Su naturaleza etérea, su ser flotante, hace que las nubes formadas por minúsculas gotas de agua (su diámetro va de 0.2 a 0.3 mm), sean elementos fundamentales para el equilibrio biológico de nuestro planeta. Flotan en la atmósfera porque el aire húmedo es menos denso que el aire seco. Para precipitar en forma de lluvia, deben aumentar de tamaño, hasta alcanzar por lo menos 1 milímetro de diámetro. Cuando la superficie de cada gota es acariciada por los rayos del Sol, dispersa y refleja todos los colores visibles que conforman la luz. De ahí la tonalidad blanca de las nubes menos densas.

Todas estas razones impulsaron a los creadores del complejo paradigma llamado “computación en la nube”, del que solo usamos la última palabra. Como las nubes del cielo, este complejo sistema de servicios informáticos puede almacenar nuestros archivos, que son como pequeñas gotas de agua que tenemos en reserva, para emplear después, cuando concitamos la lluvia de datos, fotografías, películas, música y combinaciones de todos ellos.

La nube informática es la biblioteca más grande del mundo y la usamos todo el tiempo, aunque parezca invisible. Sin embargo, tiene un sustento material: la infraestructura está basada en granjas de servidores, donde hay millones de discos que almacenan la información. En el momento en que usted decide bajar un archivo a su computadora para consultar un dato, es posible que una parte de la imagen o la gráfica venga de una granja ubicada en un país y otras cinco partes vengan de otros puntos de la Tierra.

La idea es ya vieja. En la década de 1960, J. C. R. Licklider, un informático estadounidense, tuvo la visión de una red de computadoras a nivel mundial, cuando la palabra computadora denotaba un aparato grande como un automóvil, que se encontraba en sótanos o cuartos refrigerados, aislado de oficinas y aulas.
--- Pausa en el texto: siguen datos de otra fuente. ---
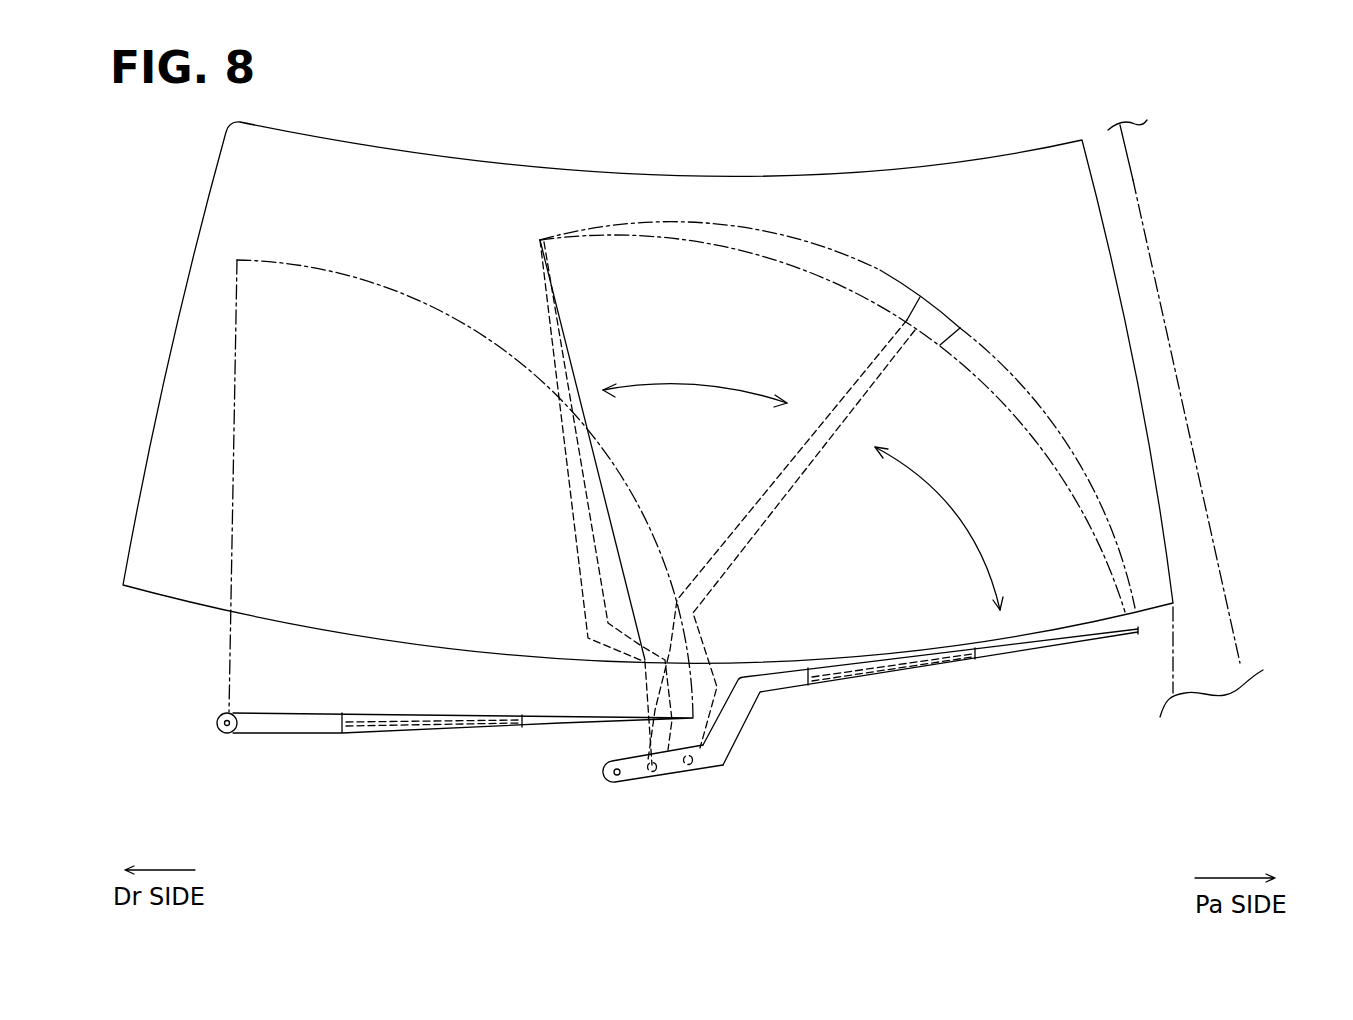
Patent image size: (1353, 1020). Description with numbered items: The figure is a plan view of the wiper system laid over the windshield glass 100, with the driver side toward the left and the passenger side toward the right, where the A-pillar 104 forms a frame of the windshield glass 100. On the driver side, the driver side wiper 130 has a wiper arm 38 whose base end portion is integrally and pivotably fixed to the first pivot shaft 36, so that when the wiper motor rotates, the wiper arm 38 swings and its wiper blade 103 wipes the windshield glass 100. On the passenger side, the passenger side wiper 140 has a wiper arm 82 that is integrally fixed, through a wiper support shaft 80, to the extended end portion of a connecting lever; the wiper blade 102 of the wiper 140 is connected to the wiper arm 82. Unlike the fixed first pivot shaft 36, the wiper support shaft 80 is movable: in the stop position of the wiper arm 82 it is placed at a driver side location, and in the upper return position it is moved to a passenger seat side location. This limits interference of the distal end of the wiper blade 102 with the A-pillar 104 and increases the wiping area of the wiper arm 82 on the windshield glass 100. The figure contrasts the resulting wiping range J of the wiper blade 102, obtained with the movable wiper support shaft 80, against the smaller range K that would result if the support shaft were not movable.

The windshield glass 100 is at (886, 192).
The A-pillar 104 is at (1133, 298).
The wiper blade 102 is at (993, 651).
The wiper arm 82 is at (752, 685).
The passenger side wiper 140 is at (859, 744).
The wiper support shaft 80 is at (610, 775).
The first pivot shaft 36 is at (226, 735).
The wiper arm 38 is at (308, 730).
The wiper blade 103 is at (447, 768).
The driver side wiper 130 is at (446, 784).
The range J is at (880, 267).
The range K is at (967, 330).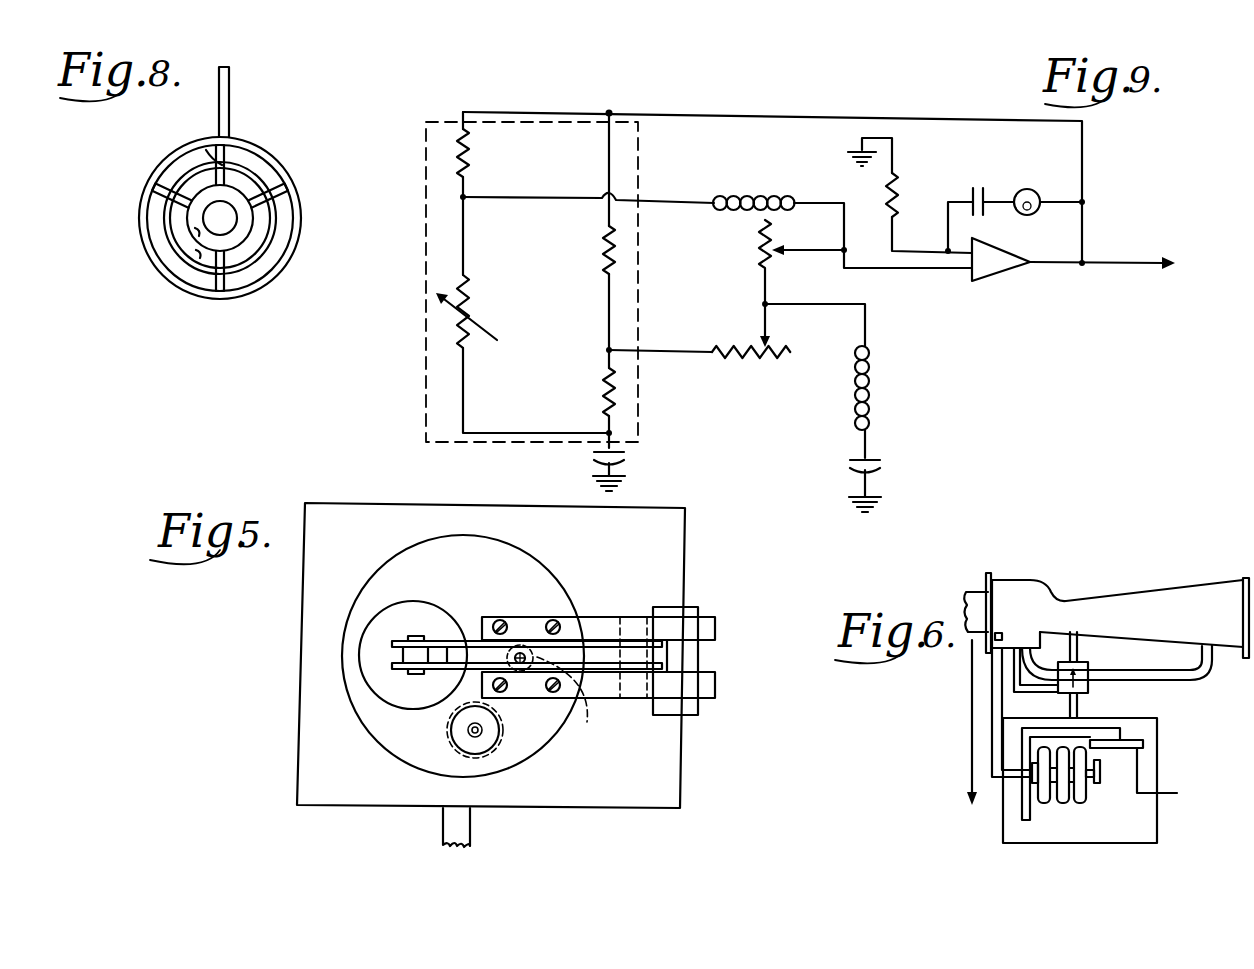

Su memoria total era equivalente a la de un teléfono celular de última generación.

Lejos del mundo cibernético, un escritor argentino que perdía gradualmente la visión escribió un cuento titulado El Aleph, publicado por vez primera en 1945, que tiene un epígrafe tomado de Hamlet, la tragedia de Shakespeare: “Oh, Dios, podría yo estar reducido a una cáscara de nuez y ser el rey de un espacio infinito”.
Borges describió así la esfera prodigiosa que su personaje llamó El Aleph: “El lugar donde están, sin confundirse, todos los lugares del orbe, vistos desde todos los ángulos”. El protagonista tiene el privilegio de comprobarlo: “...vi la noche y el día contemporáneo, vi un poniente en Querétaro que parecía reflejar el color de una rosa en Bengala”.

Los queretanos nos sentimos orgullosos de esa mención del atardecer de nuestro terruño. En algunas tardes, las nubes adquieren tonalidades rojizas, lilas y doradas, sobre un cielo de color azul tornasolado, como algunas plumas de pavo real. El poeta de Buenos Aires no estuvo nunca aquí, pero sabía de su belleza.

Es probable que Borges haya hecho ese homenaje de letras a mi ciudad de cantera rosada atraído por el templo barroco de Santa Rosa de Viterbo. La mujer amada por el protagonista del cuento se llama Beatriz Viterbo. Quizá el autor escogió el nombre como un guiño a Beatriz Portinari, la dama florentina de Dante en La divina comedia.

Un dato lleva a otros en la intrincada red de redes. El Internet y sus ramas, unidos a las plataformas que nos ofrecen películas a la carta, que se presentan de manera espléndida en las pantallas de plasma, han hecho nuestra vida más fácil, más completa. La decisión de navegar en el ciberespacio de manera inteligente y de hacer llover en nuestra parcela está en nuestras manos.

Alrededor de 1940, el escritor uruguayo Alfredo Mario Ferreiro escribió este poema: “El viento está lavando las nubes. / Toma una nave negra, / la empapa en lluvia, / la retuerce en seguida, / la golpea contra el molino, / nos moja el campo, / y sale la nube blanca / de negra que era, / para ir a colgarse / en el hilo del horizonte, / a secarse”.

Este poema es del español Claudio Rodríguez (1934-1999), educado en Salamanca: “Si llegase a la nube pasajera / la tensión de mis ojos, ¿cómo iría su resplandor dejándome en la tierra? / ¿Cómo me dejaría oscurecido / si es clara su labor, y su materia / es casi luz, está al menos en lo alto? // ¿Y dónde están las nubes de otros días, / en qué cielo inmortal de primavera? / El blanco espacio en que estuvieron, ¿siente / aún su compañía y va con ella / creando un nuevo resplandor, lo mismo / que a media noche en la llanura queda / todo el impulso de la amanecida?”